The researchers determined that quill-like feathers covered Archaeopteryx’s entire body up to its head. Its hind limb feathers were symmetrical, indicating they didn't help with flight.
Its tail feathers were extremely long -- more than 60 percent of the length of its bony tail -- with some being asymmetrical and therefore useful in flight. Its wing feathers were also suitable for flight, and appear to have been just as strong as those seen in modern flying birds.
“There are a number of indications that Archaeopteryx was capable of aerial locomotion, but just how well it could fly remains debated,” Rauhut said, adding that the jury is still out as to whether Archaeopteryx was a non-avian dinosaur or a bird. That’s because the transition from one to the other happened gradually.

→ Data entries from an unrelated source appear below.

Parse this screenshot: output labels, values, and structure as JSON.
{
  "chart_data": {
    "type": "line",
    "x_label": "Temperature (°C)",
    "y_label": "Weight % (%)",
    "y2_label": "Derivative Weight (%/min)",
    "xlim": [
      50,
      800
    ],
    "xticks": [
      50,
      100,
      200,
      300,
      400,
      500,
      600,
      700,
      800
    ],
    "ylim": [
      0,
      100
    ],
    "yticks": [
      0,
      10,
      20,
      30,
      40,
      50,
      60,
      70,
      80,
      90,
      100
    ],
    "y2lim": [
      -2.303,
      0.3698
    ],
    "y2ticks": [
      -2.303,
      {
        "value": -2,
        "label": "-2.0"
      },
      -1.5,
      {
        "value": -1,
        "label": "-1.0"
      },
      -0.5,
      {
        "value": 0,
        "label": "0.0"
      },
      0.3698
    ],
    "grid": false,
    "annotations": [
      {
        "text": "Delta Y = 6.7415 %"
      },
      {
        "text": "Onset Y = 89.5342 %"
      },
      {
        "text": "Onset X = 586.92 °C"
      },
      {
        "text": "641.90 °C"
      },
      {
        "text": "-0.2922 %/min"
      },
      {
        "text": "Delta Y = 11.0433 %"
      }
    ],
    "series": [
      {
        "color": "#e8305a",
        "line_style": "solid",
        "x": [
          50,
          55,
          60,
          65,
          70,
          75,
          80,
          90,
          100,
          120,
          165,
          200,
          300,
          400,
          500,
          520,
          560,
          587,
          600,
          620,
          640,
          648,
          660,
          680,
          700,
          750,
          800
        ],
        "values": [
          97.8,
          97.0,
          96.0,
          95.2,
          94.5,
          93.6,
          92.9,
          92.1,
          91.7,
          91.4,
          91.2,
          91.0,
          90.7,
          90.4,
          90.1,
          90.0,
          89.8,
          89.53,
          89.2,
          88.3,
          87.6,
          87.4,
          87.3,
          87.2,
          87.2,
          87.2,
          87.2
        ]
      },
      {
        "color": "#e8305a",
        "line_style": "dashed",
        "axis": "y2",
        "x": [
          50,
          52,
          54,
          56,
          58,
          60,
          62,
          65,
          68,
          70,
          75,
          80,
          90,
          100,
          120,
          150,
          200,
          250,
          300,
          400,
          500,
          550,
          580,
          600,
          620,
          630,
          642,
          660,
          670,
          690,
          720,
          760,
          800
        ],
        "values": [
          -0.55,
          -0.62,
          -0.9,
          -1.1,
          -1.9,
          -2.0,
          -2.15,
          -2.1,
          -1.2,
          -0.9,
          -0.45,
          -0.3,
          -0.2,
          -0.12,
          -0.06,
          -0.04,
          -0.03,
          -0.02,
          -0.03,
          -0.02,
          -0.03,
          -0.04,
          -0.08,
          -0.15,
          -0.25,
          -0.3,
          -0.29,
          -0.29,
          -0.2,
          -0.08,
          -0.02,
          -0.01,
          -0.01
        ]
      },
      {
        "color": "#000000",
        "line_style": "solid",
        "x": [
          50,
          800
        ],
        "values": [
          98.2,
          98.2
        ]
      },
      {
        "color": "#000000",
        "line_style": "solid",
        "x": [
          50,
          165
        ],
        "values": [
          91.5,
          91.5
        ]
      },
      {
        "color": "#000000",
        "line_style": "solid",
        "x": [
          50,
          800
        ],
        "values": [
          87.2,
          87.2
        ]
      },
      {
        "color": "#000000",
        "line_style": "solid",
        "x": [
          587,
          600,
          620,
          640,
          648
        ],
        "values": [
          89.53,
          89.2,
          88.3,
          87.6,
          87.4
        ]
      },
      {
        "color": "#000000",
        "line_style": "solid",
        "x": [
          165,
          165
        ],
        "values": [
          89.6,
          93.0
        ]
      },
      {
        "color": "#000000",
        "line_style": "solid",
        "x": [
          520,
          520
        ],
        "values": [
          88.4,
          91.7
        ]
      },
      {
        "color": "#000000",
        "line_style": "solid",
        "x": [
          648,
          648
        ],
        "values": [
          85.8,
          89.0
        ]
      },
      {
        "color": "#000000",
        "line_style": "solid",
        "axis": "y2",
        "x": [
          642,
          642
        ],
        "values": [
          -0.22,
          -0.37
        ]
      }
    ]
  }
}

Current evidence does, however, suggest that Archaeopteryx was a representative of the main evolutionary lineage going toward birds. The evidence also suggests that Archaeopteryx and its dinosaur predecessors were colorful and flashy.
Rauhut shared that “it is very likely that dinosaurs could see colors, and many animals that have this capability tend to be colorful.” Prior studies support this theory.
He and his team suspect that, like modern birds, the colorful feathers likely were used in displays, such as for mating.
It appears that proto-feathers originally evolved for regulating body temperature. The quill-like contour feathers, on the other hand, could have first evolved for show.
“Once present, these feathers could then be adapted for many other functions, such as balance during fast running, protecting and shading the eggs during breeding, and flight,” Rauhut said.
“This is a fine and important piece of work on a great new specimen,” said Mark Norell, division chair and curator-in-charge of the American Museum of Natural History’s Division of Paleontology. “It clearly shows that the evolution of hind limb feathers is very complex and the evolution of feathers as a whole is de-coupled from flight.”
Lawrence Witmer, a professor of anatomy and paleontology at Ohio University, also believes that the new specimen “is a really important find.”
Witmer added, “When you combine the new information from Archaeopteryx with what we see in other bird-like dinosaurs and dinosaur-like birds, the picture that emerges is that maybe (quilled) feathers evolved more as ornaments for display and were later co-opted by evolution for flight … maybe multiple times. I think the authors make a good case. The display argument is very compelling.”